The young cast. Photo courtesy of SIFF.

Tigers Are Not Afraid starts in fact and ends in myth. Much like Pan’s Labyrinth, the film follows a girl (named Estrella and played by Paola Lara) who uses fantasy to deal with a grisly reality. In Pan’s Labyrinth, the reality was Franco’s Fascist rule of Spain. Tigers Are Not Afraid deals with a more recent nightmare: the drug wars in Mexico (title cards at the beginning of the film point out that no one knows many children have been murdered or orphaned during these wars). Like del Toro’s great film, Issa López’s mixes fantasy with reality. And like del Toro, the fantasy world is not a place of light, but of darkness.

While Pan’s Labyrinth dealt with the world of adults as well as children, however, Tigers Are Not Afraid focuses exclusively on the children, all of whom have been orphaned by the drug wars which killed their fathers and sold their mothers. In addition to Estrella, there’s Shine (Juan Ramón López), the leader of a group of orphans: Pop (Rodrigo Cortes), Tucsi (Hanssel Casillas), and Morro, who is mute and carries around a stuffed tiger.

The movie begins with Estrella writing a story about a prince who became a tiger, but has forgotten that he is a prince. And tigers are not afraid. As she narrates her tale, we see Shine steal a pistol and cell phone from Caco (Ianis Guerrero), a member of the local Huasca cartel, while Caco is drunkenly pissing in an alleyway. He points the gun at Caco’s head, but can’t pull the trigger. We then return to Estrella, where bullets ring out and the students dive under their desks. The teacher gives Estrella three pieces of chalk while she is on the floor and says, “These are wishes.” When Estrella gets back to her house, her mom isn’t there. We assume she hasn’t been home for some time. Estrella uses one of her wishes to wish that her mother would come home soon. Her mother does, as a frightening apparition out of Crimson Peak. But, like that terrifying ghost, she has some wisdom to impart to Estrella, though it’s cryptic. With nowhere to go, she joins Shine’s gang, who are soon hunted by Caco, wanting his phone back. This leads to a rooftop chase. While the gang agrees to take Estrella with them, their condition is that she kill Caco. She agrees to try, but once inside his house, she uses her second wish to find a way not to kill him. It comes true when she discovers he is already dead.

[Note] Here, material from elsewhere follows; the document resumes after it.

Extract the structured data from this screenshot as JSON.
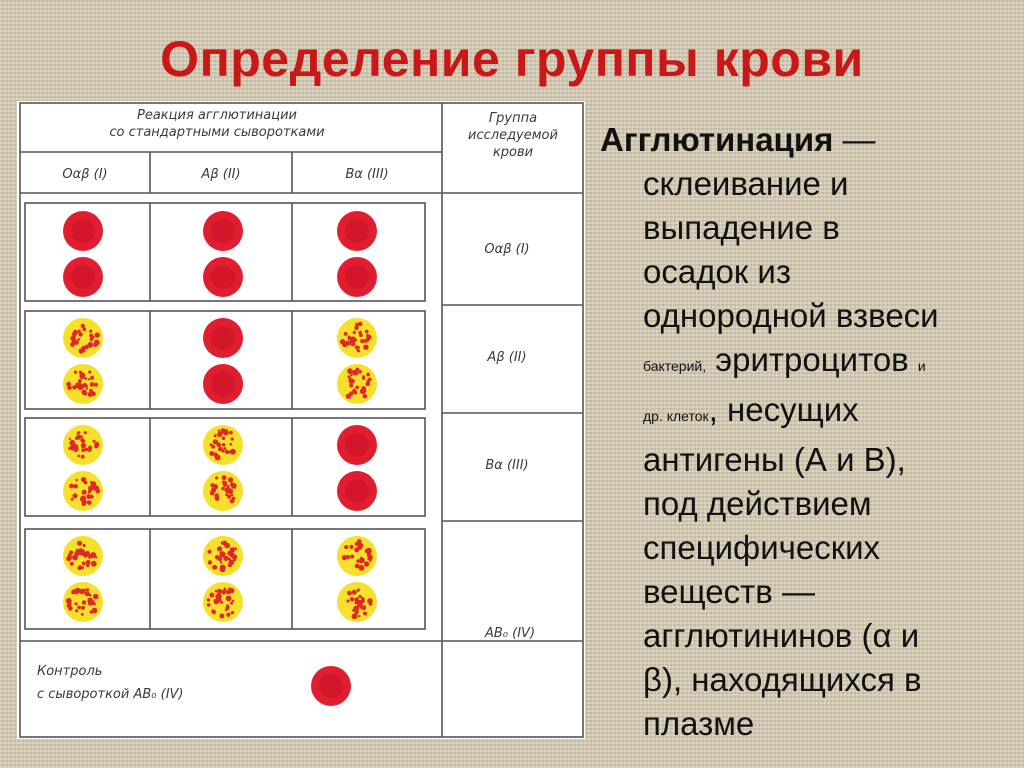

Who killed Caco? And what is on that phone? To reveal the answers would be to spoil the movie. Just like Estrella’s wishes, the resolutions in this film are unpredictable, but they are resolutions, and a large part of why this film is great is how tidily it resolves everything without resorting to clichés. Another part is the locations. Much of the action happens at night, in abandoned buildings, which cinematographer Juan Jose Saravia gives the right look for a film filled with ghosts and violence. And finally, there are the actors, particularly leads Juan Ramón López and Paola Lara, who are completely believable in their roles. For that, one must thank the director/writer/executive director Issa López. Ms. López is also smart in not trying to thrust a love story on us. Estrella and Shine grow to care about one another more as the movie progresses, but they are never lovers, and the friendship blossoms out of shared circumstances. Estrella’s mom was kidnapped by the same gang that burned down Shine’s house and gave him his facial scar. He wants revenge, but unlike tigers, he is afraid, and so is the audience for these kids.

When Guillermo del Toro saw this film in 2017, he put it on his top ten list for the year (at number 8) and offered to produce López’s next film. So far, however, this movie has no international release date, something that its distributor, Videocine, should rectify. Tigers Are Not Afraid is a minor miracle, and heralds a major new talent in the world of cinema.